I'd also version the DB in the URL, else you could end up changing the file out from under someone who's already got the page loaded, with who-knows-what results depending on how different the file is. You could just prefix a head to every range request to check for changes, but that adds overhead and doesn't actually completely close the gap, so it'd still be possible to read a file different from the one you intended. Cost is more disk usage, depending on how many copies you keep around, but at least keeping the most recent "old" version seems reasonable unless you're skating really close to the quota on whatever system you're using.

M2Ys4U · on May 3, 2021

Requests could use the If-Unmodified-Since header to guard against DB changes without the overhead of a separate HEAD request.

If the underlying DB has been changed then the server should respond with 412 Precondition Failed.

jhgb · on May 2, 2021

Microsoft Access Cloud Edition, basically?

nbevans · on May 3, 2021

Sort of. Access had a "Forms" feature that let you create basic GUIs on top of your database. Also, the OP's project is (currently) only providing a read-only view of the SQLite database. Adding write support is possible but will be far less impressive to the HN crowd because SQLITE_BUSY will rear its ugly head ;-)

jhgb · on May 3, 2021

I was mostly referring to the shared file access approach.

mvanaltvorst · on May 2, 2021

I'm curious, in what manner could this method speed up Next.js builds? That's all done locally, which negates the effect of HTTP range requests, right?

city41 · on May 2, 2021

I'm guessing they mean rather than build a static Next site that generates 10k+ pages (or whatever large means in the given context), it instead creates one page that just queries the data from the client.

I have one Next static site that has about 20k pages and takes about 20 minutes to build and deploy. I think that's an acceptable build time. But I do know of other people around the net who have mentioned having sites with 20k-ish pages taking an hour+ to build. For them I could see the desire to try this sqlite trick.

nindalf · on May 2, 2021

You should write a post about this if you implement it. My humble suggestion for blog post title - 'Speed up your Next.js builds with this author's one weird trick! Vercel hates him!'

lsmurray · on May 3, 2021

I generate my entire blog on nextjs from a sqlite data base already. https://lsmurray.com/blog/database-first-development

It’s got a ton of rough edges but the boilerplate is there to get a proof of concept pretty quickly

altano · on May 3, 2021

For really large sites Next.js already has Incremental Static Regeneration which is usually the right solution to fast [re]builds: https://www.smashingmagazine.com/2021/04/incremental-static-...

throw123123123 · on May 3, 2021

Its not the same because you have to rebuild all the pages if you change your data source. In this implementation you can upload a new data set and it will work.

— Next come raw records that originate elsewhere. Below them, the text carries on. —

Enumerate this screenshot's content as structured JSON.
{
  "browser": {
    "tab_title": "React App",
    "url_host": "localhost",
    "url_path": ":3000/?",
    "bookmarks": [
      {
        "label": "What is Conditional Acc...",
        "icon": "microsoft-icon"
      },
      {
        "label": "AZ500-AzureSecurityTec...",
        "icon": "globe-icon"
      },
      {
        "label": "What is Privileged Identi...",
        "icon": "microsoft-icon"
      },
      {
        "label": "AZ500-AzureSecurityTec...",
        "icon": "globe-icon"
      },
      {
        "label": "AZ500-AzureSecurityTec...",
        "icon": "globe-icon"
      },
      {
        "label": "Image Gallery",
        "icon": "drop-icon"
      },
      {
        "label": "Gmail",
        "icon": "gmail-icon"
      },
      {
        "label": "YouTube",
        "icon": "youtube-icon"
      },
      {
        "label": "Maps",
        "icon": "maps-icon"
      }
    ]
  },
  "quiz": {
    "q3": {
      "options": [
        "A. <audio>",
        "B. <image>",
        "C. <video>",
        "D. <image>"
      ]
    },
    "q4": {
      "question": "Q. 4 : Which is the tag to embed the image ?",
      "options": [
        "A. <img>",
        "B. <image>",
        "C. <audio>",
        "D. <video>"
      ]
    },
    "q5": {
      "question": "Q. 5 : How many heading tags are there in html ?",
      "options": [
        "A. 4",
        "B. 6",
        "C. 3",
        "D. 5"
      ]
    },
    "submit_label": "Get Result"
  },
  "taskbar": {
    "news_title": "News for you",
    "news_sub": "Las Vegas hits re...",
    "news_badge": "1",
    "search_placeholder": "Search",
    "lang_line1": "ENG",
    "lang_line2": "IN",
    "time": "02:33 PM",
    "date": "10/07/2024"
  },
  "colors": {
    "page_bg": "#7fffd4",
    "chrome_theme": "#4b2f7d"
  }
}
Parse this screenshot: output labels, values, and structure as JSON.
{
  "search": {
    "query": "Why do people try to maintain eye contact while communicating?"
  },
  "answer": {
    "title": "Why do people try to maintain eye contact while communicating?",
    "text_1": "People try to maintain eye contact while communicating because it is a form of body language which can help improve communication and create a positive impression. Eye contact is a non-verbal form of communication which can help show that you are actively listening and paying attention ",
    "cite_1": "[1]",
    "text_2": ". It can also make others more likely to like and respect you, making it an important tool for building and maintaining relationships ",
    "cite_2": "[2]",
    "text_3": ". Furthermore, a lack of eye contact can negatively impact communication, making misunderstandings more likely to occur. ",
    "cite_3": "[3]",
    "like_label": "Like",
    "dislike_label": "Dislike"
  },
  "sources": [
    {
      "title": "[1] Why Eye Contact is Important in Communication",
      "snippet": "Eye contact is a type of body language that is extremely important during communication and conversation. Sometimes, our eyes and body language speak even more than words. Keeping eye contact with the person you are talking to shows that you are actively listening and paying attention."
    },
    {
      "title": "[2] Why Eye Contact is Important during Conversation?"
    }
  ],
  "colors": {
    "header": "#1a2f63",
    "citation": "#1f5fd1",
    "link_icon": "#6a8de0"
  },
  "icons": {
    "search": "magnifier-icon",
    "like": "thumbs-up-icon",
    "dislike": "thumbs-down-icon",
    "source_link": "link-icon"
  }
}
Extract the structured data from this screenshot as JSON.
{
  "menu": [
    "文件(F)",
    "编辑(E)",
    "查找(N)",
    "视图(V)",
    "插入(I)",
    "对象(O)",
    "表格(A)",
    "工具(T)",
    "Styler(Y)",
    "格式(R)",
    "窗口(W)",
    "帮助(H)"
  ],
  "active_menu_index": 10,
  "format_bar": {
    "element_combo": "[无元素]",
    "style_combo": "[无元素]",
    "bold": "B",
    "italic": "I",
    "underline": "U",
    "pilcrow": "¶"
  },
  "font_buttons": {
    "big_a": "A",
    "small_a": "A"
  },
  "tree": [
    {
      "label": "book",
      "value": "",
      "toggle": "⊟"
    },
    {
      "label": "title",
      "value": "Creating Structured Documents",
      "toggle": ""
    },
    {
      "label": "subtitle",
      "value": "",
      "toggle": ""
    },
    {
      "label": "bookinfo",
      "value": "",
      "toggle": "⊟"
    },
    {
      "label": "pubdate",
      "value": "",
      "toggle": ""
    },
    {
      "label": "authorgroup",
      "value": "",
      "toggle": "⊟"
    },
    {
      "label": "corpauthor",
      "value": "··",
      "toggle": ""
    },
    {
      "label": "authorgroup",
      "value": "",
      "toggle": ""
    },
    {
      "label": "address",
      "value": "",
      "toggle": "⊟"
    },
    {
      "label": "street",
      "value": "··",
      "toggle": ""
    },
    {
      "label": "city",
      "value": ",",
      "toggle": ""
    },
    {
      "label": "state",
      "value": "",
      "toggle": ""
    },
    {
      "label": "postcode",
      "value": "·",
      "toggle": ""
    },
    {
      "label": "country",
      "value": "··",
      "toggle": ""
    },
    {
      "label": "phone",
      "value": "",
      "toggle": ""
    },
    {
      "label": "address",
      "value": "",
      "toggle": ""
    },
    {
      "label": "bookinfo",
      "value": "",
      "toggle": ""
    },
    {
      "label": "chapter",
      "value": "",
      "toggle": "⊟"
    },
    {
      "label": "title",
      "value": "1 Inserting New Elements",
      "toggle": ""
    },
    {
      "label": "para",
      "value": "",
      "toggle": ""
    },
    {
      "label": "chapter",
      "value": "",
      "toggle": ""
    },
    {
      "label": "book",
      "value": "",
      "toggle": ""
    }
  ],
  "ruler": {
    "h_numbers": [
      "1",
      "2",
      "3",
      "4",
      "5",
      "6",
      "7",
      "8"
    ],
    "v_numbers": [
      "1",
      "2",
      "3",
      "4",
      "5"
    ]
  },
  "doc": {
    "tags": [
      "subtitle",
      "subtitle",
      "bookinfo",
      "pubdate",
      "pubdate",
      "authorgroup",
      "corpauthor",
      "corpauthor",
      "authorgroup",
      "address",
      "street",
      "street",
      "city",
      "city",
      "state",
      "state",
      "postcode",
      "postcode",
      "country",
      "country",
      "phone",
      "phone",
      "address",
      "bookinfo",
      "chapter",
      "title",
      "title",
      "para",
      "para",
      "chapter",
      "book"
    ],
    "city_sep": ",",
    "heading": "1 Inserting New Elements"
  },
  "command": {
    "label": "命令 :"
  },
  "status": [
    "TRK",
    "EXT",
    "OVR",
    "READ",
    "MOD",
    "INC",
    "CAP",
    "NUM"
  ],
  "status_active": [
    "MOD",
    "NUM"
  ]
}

Its just a different stack.

gitgud · on May 2, 2021

Generating 20k pages in 20mins is impressive, 16 pages a second on average.

In my experience, it can take a couple of minutes just to deploy 20 pages, but that could just be the overhead of Typescript and SASS compilation too...

nicoburns · on May 3, 2021

Hugo claims <1ms a page. Which would mean 20k pages in under 20 seconds. 20k pages in 20 mins is not fast!

gawin · on May 3, 2021

Confirmed: Build a 30k pages site with Hugo in 53 seconds, including grabbing JSON content from Contentful and deploy on AWS S3.

Took some effort to get everything under 60 seconds, speed was the main reason to use Hugo.

city41 · on May 3, 2021

Oops, my memory was off. It's 10,925 pages and the last build took 18 minutes.